Now, on the national stage, we see this strategy playing out every day. While the US budget, deficit, and jobs demand solutions, politicians keep harping on a single subject, known to trigger lock-step reactions, even though 2013 is not 1963, and the nation has gone from laughing to growing frustration because "three green ones"--no matter the trigger word—distract citizens from TCB.
The original prank caused laughter since it provided a sure test of who had mastered English Composition and who had not. The A caliber students hooted at the hoodwinkers who tried to control discussion with irrelevancies. Their purpose was just to interrupt, if they could, and drive the D students, who never recognized what was happening, out of their blinking minds.

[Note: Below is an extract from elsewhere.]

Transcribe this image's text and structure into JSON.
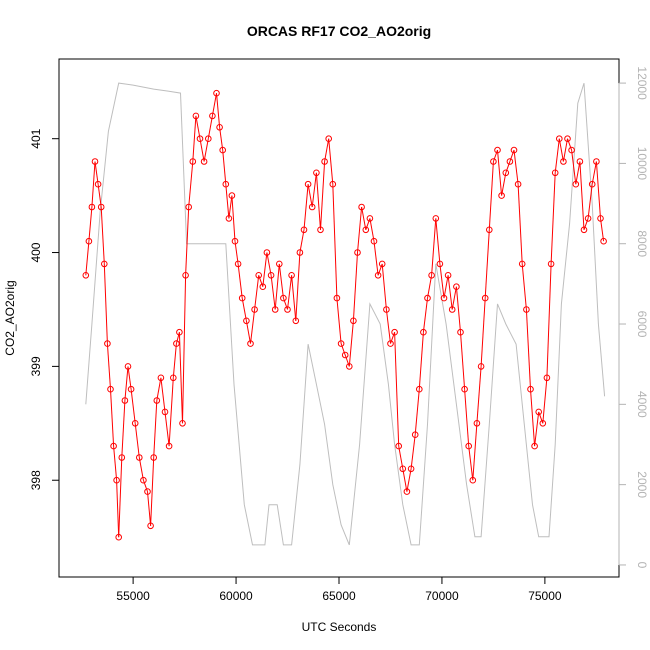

This strategy, requiring recognition of rhetorical errors, becomes a game of tag when the population takes the study of English seriously. When they don't, absolutely nothing is accomplished in government or anywhere else. So, we are left to inquire: Why are politicians harping on computers and body parts when the national debate proves that English Studies are critical to democracy?
The latest prank of this kind occurred on June 18 when an Assistant Professor of English and Africana Studies at the University of Pennsylvania threw "whiteness" into the fray. Deficits accumulate, and the clock is running down. Voters need to grab their English Composition texts. English professors know how to use red herrings. Do voters know how to get budgets moving?